Italian Prime Minister Silvio Berlusconi rejected an offer of financial aid from the International Monetary Fund, but accepted monitoring of his policies in a bid to restore investor confidence in the country.

The external supervision—extremely rare for a nation of Italy’s size—is another blow to the credibility of the premier amid pressure from world leaders and a mutiny inside his own political ranks.

For bond investors, Mr. Berlusconi’s acknowledgment that the IMF had offered aid suggested that Italy’s crisis may be deeper than previously acknowledged. They responded by pushing yields on Italian government bonds to euro-era highs.

Ailing Italy Accepts IMF Monitoring – WSJ.com

Perché il Financial Times chiede a Berlusconi di andarsene

Molti commentatori (l’ho fatto io stesso) hanno dato notizia dell’editoriale con cui anche il Financial Times (non un quotidiano comunista, mi pare) chiede a Berlusconi il famoso passo indietro. Vale forse la pena, però, di riflettere sul fatto che l’invito non è uno sfogo emotivo (noi ne avremmo ben d’onde, un osservatore britannico probabilmente no) ed è basato su analisi e considerazioni che vale la pena di conoscere.

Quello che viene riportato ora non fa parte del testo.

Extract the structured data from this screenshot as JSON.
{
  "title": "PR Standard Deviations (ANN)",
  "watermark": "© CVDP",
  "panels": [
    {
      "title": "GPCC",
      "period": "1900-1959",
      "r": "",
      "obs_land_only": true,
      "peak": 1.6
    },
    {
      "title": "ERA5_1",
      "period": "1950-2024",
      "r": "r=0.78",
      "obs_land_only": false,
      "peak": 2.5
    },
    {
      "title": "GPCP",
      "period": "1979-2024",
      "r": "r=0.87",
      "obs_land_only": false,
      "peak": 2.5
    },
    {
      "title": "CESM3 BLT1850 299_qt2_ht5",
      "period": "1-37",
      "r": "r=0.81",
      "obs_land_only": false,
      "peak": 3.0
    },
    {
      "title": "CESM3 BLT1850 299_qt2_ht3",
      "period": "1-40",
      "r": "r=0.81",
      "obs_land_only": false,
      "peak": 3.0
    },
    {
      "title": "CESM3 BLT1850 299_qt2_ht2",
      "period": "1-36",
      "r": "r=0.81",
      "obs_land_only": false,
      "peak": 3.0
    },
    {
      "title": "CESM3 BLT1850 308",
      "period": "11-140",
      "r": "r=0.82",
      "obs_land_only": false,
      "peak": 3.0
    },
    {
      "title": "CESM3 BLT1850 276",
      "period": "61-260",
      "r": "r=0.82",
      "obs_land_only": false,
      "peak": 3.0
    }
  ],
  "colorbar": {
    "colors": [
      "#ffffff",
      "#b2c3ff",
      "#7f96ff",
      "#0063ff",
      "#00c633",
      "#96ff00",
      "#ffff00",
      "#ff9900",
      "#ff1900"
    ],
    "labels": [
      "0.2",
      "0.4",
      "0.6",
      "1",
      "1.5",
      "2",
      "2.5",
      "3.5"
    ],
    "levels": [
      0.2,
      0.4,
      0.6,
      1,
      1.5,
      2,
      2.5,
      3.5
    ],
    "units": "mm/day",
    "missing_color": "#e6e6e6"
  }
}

Cito pertanto alcuni passi prima dall’articolo di analisi degli esiti del G20 per quanto riguarda l’Italia (Berlusconi brushes off debt crisis – FT.com), e poi dall’ormai famoso editoriale. Dei corsivi mi assumo io la responsabilità: servono ad attirare la vostra attenzione sui passi salienti.

Silvio Berlusconi, the Italian prime minister, said on Friday that he had refused the offer of an International Monetary Fund loan to his indebted country, arguing that Rome did not need one even as its borrowing costs remained at near-unsustainable levels.

During meetings on the sidelines of a summit of world leaders in Cannes, Mr Berlusconi instead agreed to accept highly intrusive IMF monitoring of his government’s promised reforms – an unprecedented concession by a eurozone country that has not received a bail-out.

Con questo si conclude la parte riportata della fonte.